George was described as a farmer on the first two baptism records for his children but after this he became a publican. The Sussex Advertiser of 13 May 1833 mentioned the sale by auction of several pieces of land in Slaugham that were occupied by a George Tulley, and this is likely to be our man. The sale was on behalf of the executors of a John Tulley of Bath, who sounds like a relative. George was occupying a messuage or tenement, large garden and three fields of excellent meadow land totalling 5 acres called Polestub or Pollards, yielding an annual rent of £12 9s. He was also occupier of a barn, stable, yard, cow hovel, cart shed, other outbuildings and about 10 acres of good arable land, all called Parcel of Herrings. The annual rent was £19.

Whether George and his family continued to work the land after the sale is not known but he became a publican before his death aged just 47 in 1837. He was buried in Slaugham on 20 January. Susan took on the pub licence and she’s listed as a publican in her own right in the 1841 census, although the pub itself is not named. However, the 1851 census and Kelly’s Directory for Sussex of that year names it as the Half Moon in Warninglid (a settlement within the Slaugham parish). The Sussex Advertiser of 11 March 1856 reported on the meeting of the Cuckfield Petty Sessions at which the transfer of the pub licence was made from Susan to her son George Jnr.

By the 1861 census Susan was living with her agricultural labourer son Joseph in Slaugham. A Susan Tulley was buried in the village on 14 November 1870, said to be aged 78 and from Horsham. Her son Joseph had, by this time, moved to a hamlet near to Horsham with his family and was working as a cowman. The hamlet was Crab Tree, close to the village of Lower Beeding. It’s also possible that she was living with other family members or alone at the time of her death.

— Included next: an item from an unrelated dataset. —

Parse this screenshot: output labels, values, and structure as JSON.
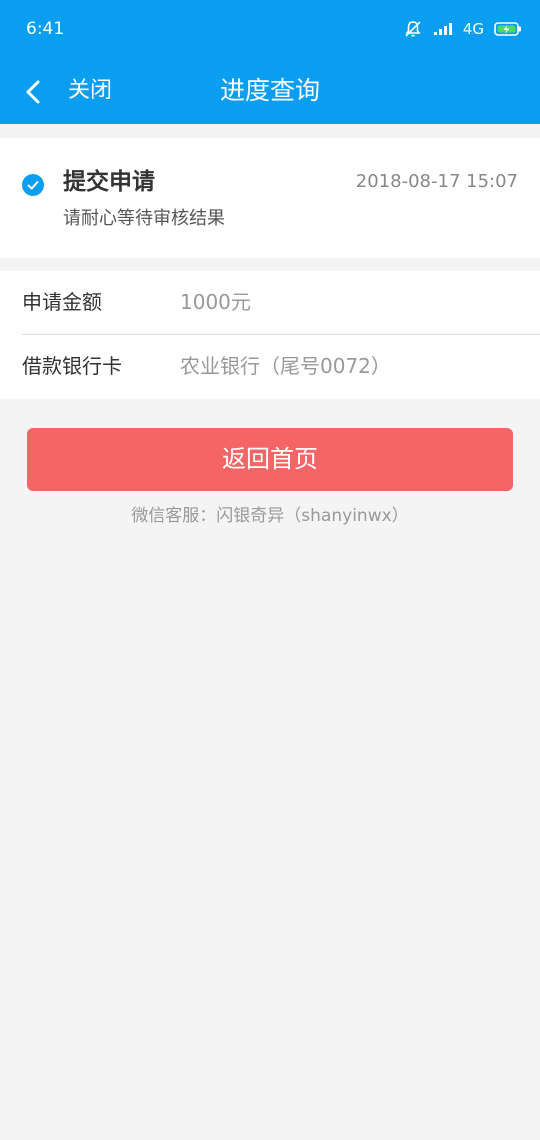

Susan and George Snr’s children were:

  • Harriett Tulley (1821-1909), married farmer Charles Gander and raised a family with him in and around Slinfold.
  • William Tulley (1822-1846).
  • Francis Tulley (1827-1881), a stonemason by trade who married Fanny Pellett of Ditchling and raised a family.
  • George Tulley (1829-1901), who variously worked as a publican, dairyman and gardener in Sussex, Surrey and Stratford (now in east London). He married Philadelphia Baines and raised a family.
  • Joseph Tulley (1832-1892). He married Margaret Gasson, had a family and worked as an agricultural labourer in Sussex.
  • Charles Tulley (1833-1870). A wheelwright, he died young.
  • John Tulley (1834-1935). Married Maria Rudrum and ran his own building business, moving around the south east until dying at a grand age in Bournemouth.

Sources.All data has been gathered from Ancestry.co.uk, FindMyPast.co.uk and the British Newspaper Archive. Slaugham Archives.